Docteur Julien Faugeras
58 rue de Maubeuge
75009 Paris
Jfaugeras@gmail.com
À Paris le 12 avril 2023
Madame, Monsieur,
Je me permets d’adresser ma candidature aux prix solennels de thèse de la chancellerie des universités de Paris car la thèse que j’ai soutenue en 2022 concerne plusieurs champs disciplinaires. En effet, en étudiant la systématisation des erreurs de raisonnement dans la névrose obsessionnelle, j’ai découvert un biais logique caractéristique dont les conséquences, qui dépassent largement le champ de la clinique, sont tout autant sociales qu’épistémiques. Médecine, psychologie, biologie, sciences humaines, sciences politiques ou encore droit ou sciences économiques, j’ai progressivement remarqué que ce biais de raisonnement problématique avait des répercussions dans l’ensemble des champs de la recherche scientifique.
Pour le présenter en quelques mots, ce biais de compréhension repose sur la déformation par ellipse ou par omission qui résulte de la focalisation exclusive de l’attention sur un ensemble clos de représentation.

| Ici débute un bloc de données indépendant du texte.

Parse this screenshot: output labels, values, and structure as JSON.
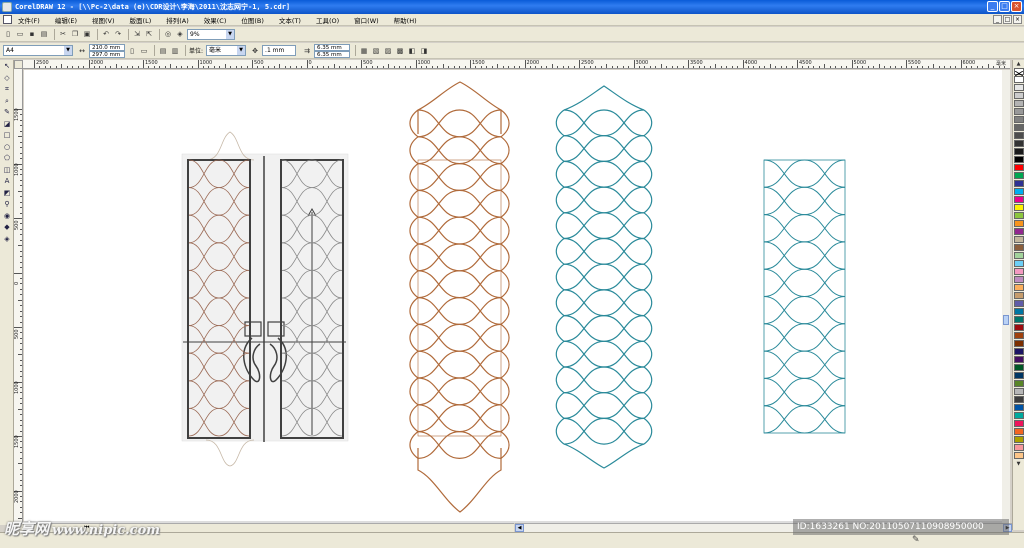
{
  "window": {
    "title": "CorelDRAW 12 - [\\\\Pc-2\\data (e)\\CDR设计\\李海\\2011\\沈志网宁-1, 5.cdr]",
    "minimize": "_",
    "maximize": "□",
    "close": "×"
  },
  "menu": {
    "items": [
      "文件(F)",
      "编辑(E)",
      "视图(V)",
      "版面(L)",
      "排列(A)",
      "效果(C)",
      "位图(B)",
      "文本(T)",
      "工具(O)",
      "窗口(W)",
      "帮助(H)"
    ]
  },
  "toolbar": {
    "zoom_value": "9%"
  },
  "propbar": {
    "page_size": "A4",
    "width": "210.0 mm",
    "height": "297.0 mm",
    "unit_label": "单位:",
    "unit_value": "毫米",
    "nudge": ".1 mm",
    "dup_x": "6.35 mm",
    "dup_y": "6.35 mm"
  },
  "ruler": {
    "h_labels": [
      "2500",
      "2000",
      "1500",
      "1000",
      "500",
      "0",
      "500",
      "1000",
      "1500",
      "2000",
      "2500",
      "3000",
      "3500",
      "4000",
      "4500",
      "5000",
      "5500",
      "6000"
    ],
    "h_unit": "毫米",
    "v_labels": [
      "1500",
      "1000",
      "500",
      "0",
      "500",
      "1000",
      "1500",
      "2000"
    ]
  },
  "palette": {
    "colors": [
      "#ffffff",
      "#e6e6e6",
      "#cccccc",
      "#b3b3b3",
      "#999999",
      "#808080",
      "#666666",
      "#4d4d4d",
      "#333333",
      "#1a1a1a",
      "#000000",
      "#ff0000",
      "#00a651",
      "#2e3192",
      "#00aeef",
      "#ec008c",
      "#fff200",
      "#8dc63f",
      "#f7941d",
      "#92278f",
      "#c2b59b",
      "#8b5e3c",
      "#a3d39c",
      "#6dcff6",
      "#f49ac1",
      "#bd8cbf",
      "#fbaf5d",
      "#c69c6d",
      "#605ca8",
      "#0076a3",
      "#00746b",
      "#9e0b0f",
      "#a0410d",
      "#7b2e00",
      "#1b1464",
      "#440e62",
      "#005826",
      "#003663",
      "#598527",
      "#b7b7b7",
      "#3d3d3d",
      "#0054a6",
      "#00a99d",
      "#ed145b",
      "#f26522",
      "#aba000",
      "#f6989d",
      "#fdc689"
    ]
  },
  "watermark": {
    "brand": "昵享网",
    "url": "www.nipic.com"
  },
  "id_text": "ID:1633261 NO:20110507110908950000"
}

En se concentrant sur un ensemble fermé de représentations, tout en excluant le reste, le scientifique est ainsi susceptible d’adhérer à une fausse compréhension qui résulte précisément de l’isolation psychique de l’ensemble considéré.

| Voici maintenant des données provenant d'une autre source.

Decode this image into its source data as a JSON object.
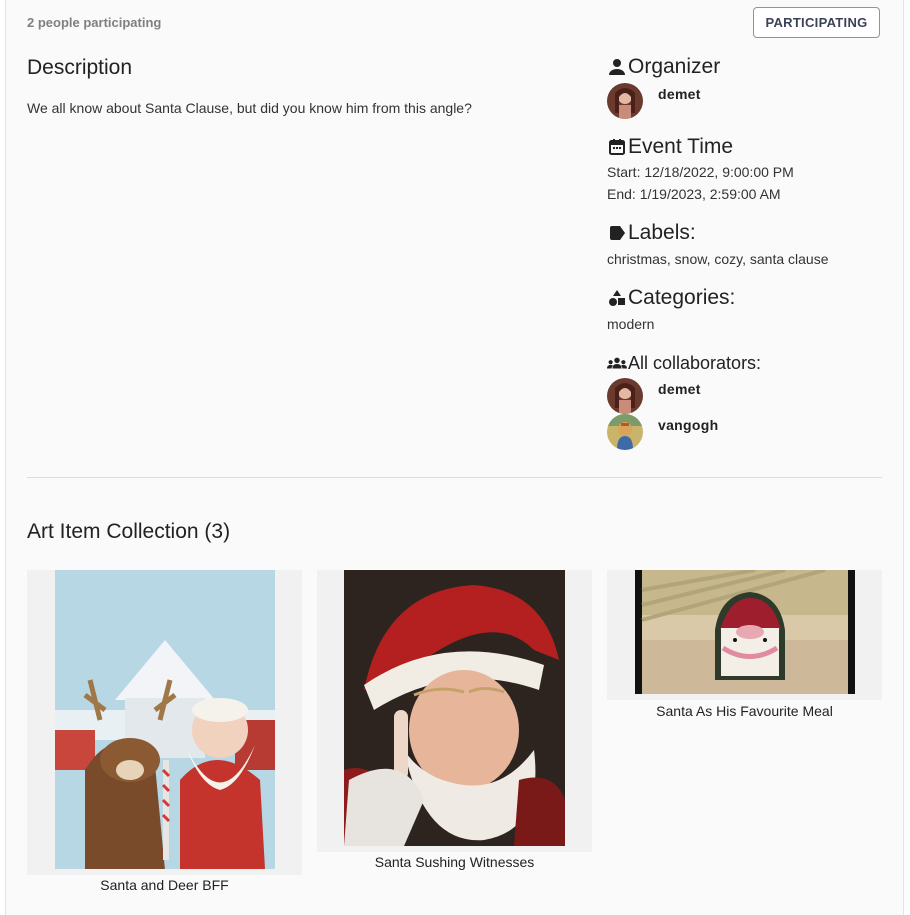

En m’appuyant sur de nombreux exemples dans le champ de la recherche, notamment en médecine, en biologie et en psychologie, j’ai pu mettre en évidence que ce biais interprétatif a des conséquences épistémiques et sociales problématiques. Et pour cause, ce biais logique conduit de nombreux chercheurs à soutenir à leur insu des raisonnements erronés, tout en les considérant scientifiques, et à rejeter catégoriquement des raisonnements pertinents, tout en les considérants aberrants. Cette double problématique concernant l’ensemble des champs de la recherche scientifique, je me suis astreint dans ce travail à dégager précisément la structure de ces fausses compréhensions et à mettre en évidence leurs répercussions. En effet, la cohérence illusoire de ces raisonnements elliptiques reposant précisément sur l’isolation psychique d’un ensemble clos de représentations, cette forme de rationalité se distingue donc par sa rigidité et son herméticité. Autrement dit, ces systèmes de raisonnements obtus se présentent comme des raisonnements logiques tout en étant inaccessibles au mouvent dialectique : stérilité ou impossibilité du débat scientifique, refus de toute remise en question, rupture des discussions, clivages, scissions et incompréhensions, les multiples conséquences de ces raisonnements hermétiques sont largement représentées dans le champ de la recherche scientifique.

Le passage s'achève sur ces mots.